Holiday menus are typically composed of foods high in carbohydrates and calories. Can you suggest some healthy alternatives or some tips for making better decisions at the holiday table?

Some tips for healthier holiday food choices include white turkey meat over dark meat, and go without gravy or use less gravy.  In addition, turkey is a better choice than ham as far as fat and nutrition content.

Make vegetables without sauces or butter—or at least decrease amounts of any sauces/butter that are used.

Try to use whole grains as much as possible, such as whole wheat bread for stuffing instead of white bread.

Reduce the amount of sugar or butter called for in some recipes; use skim milk instead of whole milk in some recipes—those small changes go a long way, and no one will notice the difference.

Drink water and snack on items like sliced apples with cinnamon sprinkled on top, instead of consuming higher fat snacks.

At parties, do not stand near the food table.
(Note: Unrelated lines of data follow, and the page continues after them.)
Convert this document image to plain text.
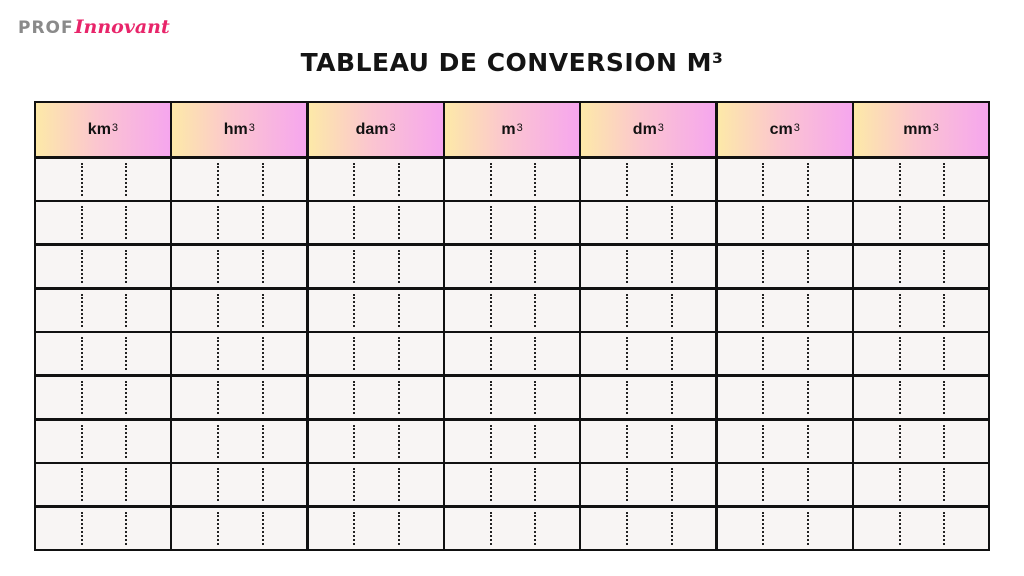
PROF Innovant
TABLEAU DE CONVERSION M³
$km^3$	$hm^3$	dam$^3$	$m^3$	$dm^3$	$cm^3$	$mm^3$
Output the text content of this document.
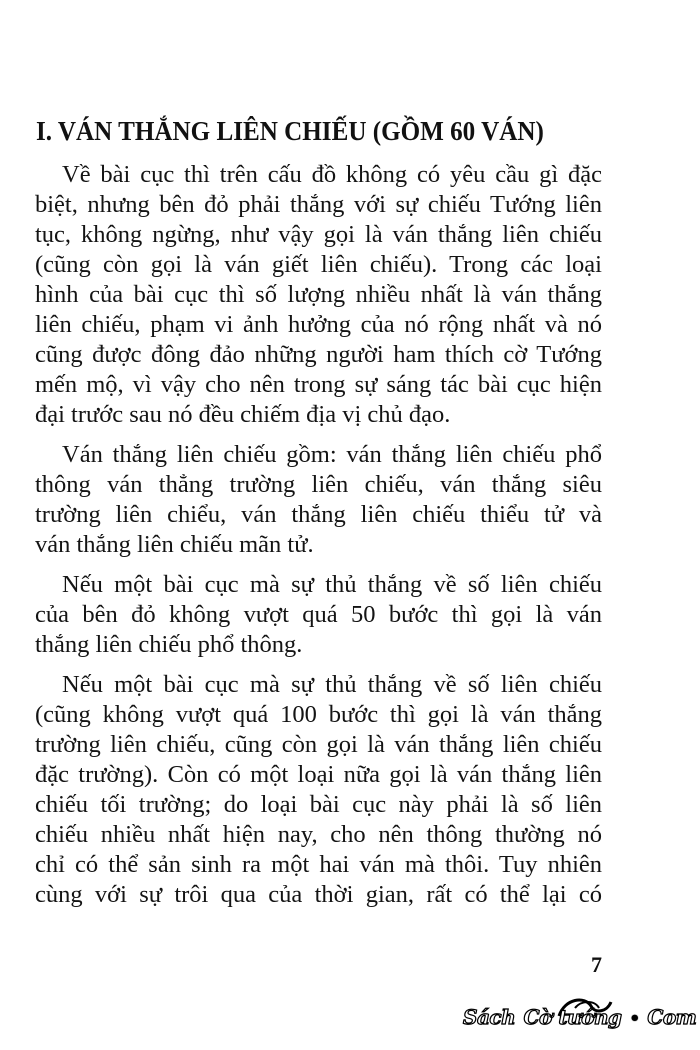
I. VÁN THẮNG LIÊN CHIẾU (GỒM 60 VÁN)
Về bài cục thì trên cấu đồ không có yêu cầu gì đặc
biệt, nhưng bên đỏ phải thắng với sự chiếu Tướng liên
tục, không ngừng, như vậy gọi là ván thắng liên chiếu
(cũng còn gọi là ván giết liên chiếu). Trong các loại
hình của bài cục thì số lượng nhiều nhất là ván thắng
liên chiếu, phạm vi ảnh hưởng của nó rộng nhất và nó
cũng được đông đảo những người ham thích cờ Tướng
mến mộ, vì vậy cho nên trong sự sáng tác bài cục hiện
đại trước sau nó đều chiếm địa vị chủ đạo.
Ván thắng liên chiếu gồm: ván thắng liên chiếu phổ
thông ván thẳng trường liên chiếu, ván thắng siêu
trường liên chiểu, ván thắng liên chiếu thiểu tử và
ván thắng liên chiếu mãn tử.
Nếu một bài cục mà sự thủ thắng về số liên chiếu
của bên đỏ không vượt quá 50 bước thì gọi là ván
thắng liên chiếu phổ thông.
Nếu một bài cục mà sự thủ thắng về số liên chiếu
(cũng không vượt quá 100 bước thì gọi là ván thắng
trường liên chiếu, cũng còn gọi là ván thắng liên chiếu
đặc trường). Còn có một loại nữa gọi là ván thắng liên
chiếu tối trường; do loại bài cục này phải là số liên
chiếu nhiều nhất hiện nay, cho nên thông thường nó
chỉ có thể sản sinh ra một hai ván mà thôi. Tuy nhiên
cùng với sự trôi qua của thời gian, rất có thể lại có
7
Sách Cờ tướng • Com
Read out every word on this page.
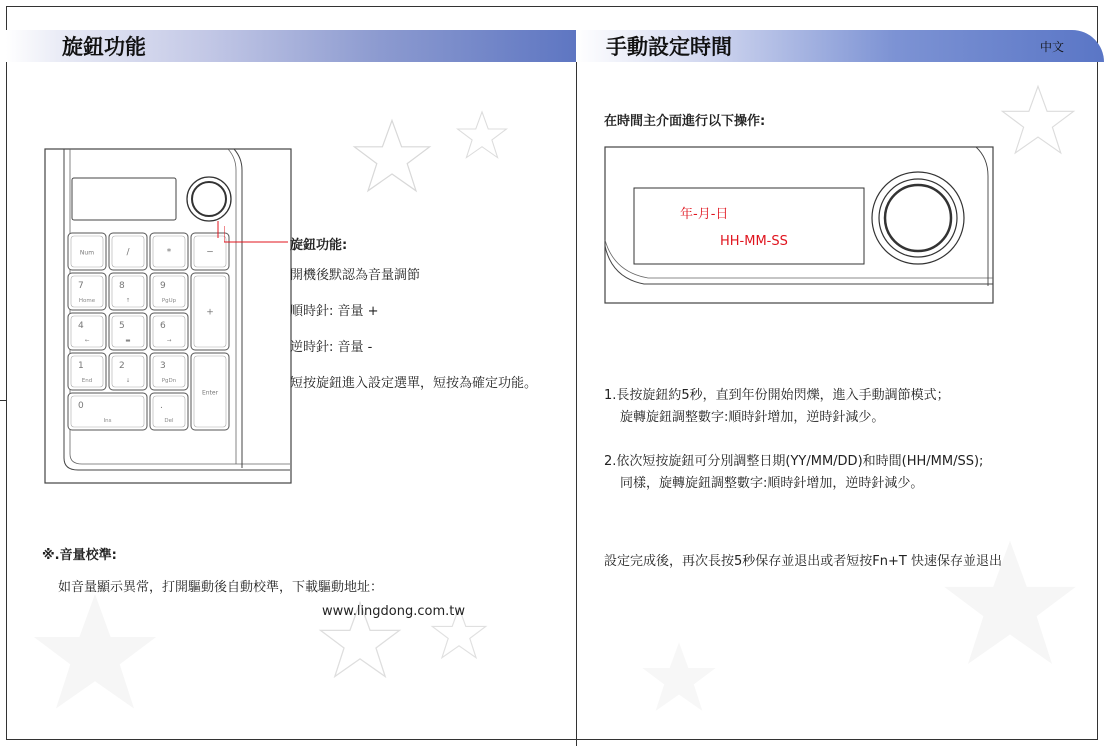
旋鈕功能	手動設定時間	中文
Num	/	*	−
7
Home
8
↑
9
PgUp
+
4
←
5
▬
6
→
1
End
2
↓
3
PgDn
Enter
0
Ins
.
Del
旋鈕功能:
開機後默認為音量調節
順時針: 音量 +
逆時針: 音量 -
短按旋鈕進入設定選單，短按為確定功能。
※.音量校準:
如音量顯示異常，打開驅動後自動校準，下載驅動地址：
www.lingdong.com.tw
在時間主介面進行以下操作:
年-月-日
HH-MM-SS
1.長按旋鈕約5秒，直到年份開始閃爍，進入手動調節模式；
旋轉旋鈕調整數字:順時針增加，逆時針減少。
2.依次短按旋鈕可分別調整日期(YY/MM/DD)和時間(HH/MM/SS);
同樣，旋轉旋鈕調整數字:順時針增加，逆時針減少。
設定完成後，再次長按5秒保存並退出或者短按Fn+T 快速保存並退出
Rather, take some food on your plate and walk away from reach of the food. 

Exercise tends to take a backseat during the busy holiday season. Do you have any tips on how readers can stick to their gym schedules, or at the very least, squeeze in some exercise during the coming weeks?

First and foremost, sticking to your normal exercise routine is the best option.  If that’s too difficult, try to exercise in the morning so the holiday parties and shopping do not get in the way of your exercise routine.

If exercise is really difficult to fit in, then when shopping, park farther away from the store. Make trips back to your car to put some of your purchases in the trunk, and then return to shopping.

Walk around the stores more than you actually need to, and walk the escalators instead of standing.  Take the stairs at work or at stores as much as possible.  Research has shown that people who take the stairs at work on a regular basis have a higher aerobic fitness level than those who do not.  The little things can add up.

Try to take walks with your family, even if just around the block in the evening.  It is a great de-stressor for all, and also provides some good family time together.  Dress warmly so that the cold will not be an excuse to end the walk too soon. If you are watching TV, do sit ups or push-ups or dance with family members during commercials.